Westport residents' checks -- taken from mail stolen in Wilton by a Hong Kong resident -- were used in an elaborate bank fraud scheme, according to a federal indictment this week.

Joseph Mo Pun Lau, 52, of Hong Kong, was indicted by a Bridgeport federal court jury on four counts of bank fraud, three counts of theft of mail, and one count of illegally re-entering the United States after having been deported, according to David B. Fein, the U.S. attorney for Connecticut.

The charges stem from an alleged scheme to defraud four Connecticut banks last April, the federal prosecutor said.

Lau has been detained since his July 9 arrest by the U.S. Postal Inspection Service and Wilton police in Rockville Centre, N.Y.

The indictment alleges that Lau made a false key for a postal deposit box in Wilton, and stole mail deposited there by 38 people -- residents of Westport, Wilton and Norwalk. He allegedly took 48 checks from the stolen letters and counterfeited them to conform to fictitious names under which he had opened bank accounts at Wachovia Bank, Bank of America, JP Morgan Chase and Citibank branches in Connecticut, Fein said in a statement.

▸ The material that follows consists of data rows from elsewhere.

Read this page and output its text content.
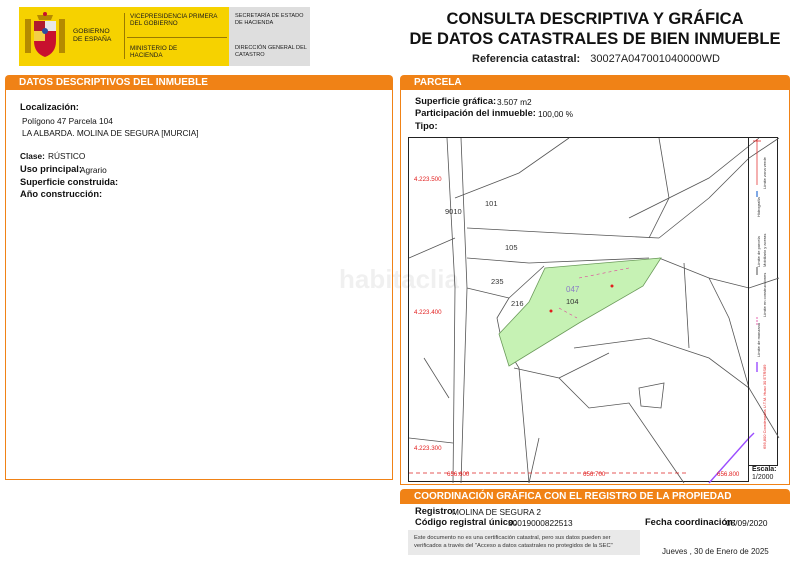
GOBIERNO DE ESPAÑA
VICEPRESIDENCIA PRIMERA DEL GOBIERNO
MINISTERIO DE HACIENDA
SECRETARÍA DE ESTADO DE HACIENDA
DIRECCIÓN GENERAL DEL CATASTRO
CONSULTA DESCRIPTIVA Y GRÁFICA
DE DATOS CATASTRALES DE BIEN INMUEBLE
Referencia catastral: 30027A047001040000WD
DATOS DESCRIPTIVOS DEL INMUEBLE
Localización:
Polígono 47 Parcela 104
LA ALBARDA. MOLINA DE SEGURA [MURCIA]
Clase: RÚSTICO
Uso principal:
Agrario
Superficie construida:
Año construcción:
PARCELA
Superficie gráfica: 3.507 m2
Participación del inmueble: 100,00 %
Tipo:
101
9010
105
235
216	104
047
4.223.500
4.223.400
4.223.300
656.600	656.700	656.800
habitaclia
Límite zona verde
Hidrografía
Límite de parcela Mobiliario y aceras
Límite en construcciones
Límite de manzana
656,800 Coordenadas U.T.M. Huso 30 ETRS89
Escala:
1/2000
COORDINACIÓN GRÁFICA CON EL REGISTRO DE LA PROPIEDAD
Registro:
MOLINA DE SEGURA 2
Código registral único:
30019000822513	Fecha coordinación:
08/09/2020
Este documento no es una certificación catastral, pero sus datos pueden ser
verificados a través del "Acceso a datos catastrales no protegidos de la SEC"
Jueves , 30 de Enero de 2025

Lau then cashed counterfeit checks totaling more than $90,000 at the banks where he had set up accounts.

Lau had been deported from America in 2007 after being convicted in Pennsylvania for bank fraud, conspiracy to commit bank fraud, possession of Postal Service keys and theft of mail matter in 2005.

"I want to commend the United States Postal Inspection Service, the United States Secret Service and the Wilton Police Department for their coordinated work in quickly identifying and apprehending this defendant," said Fein.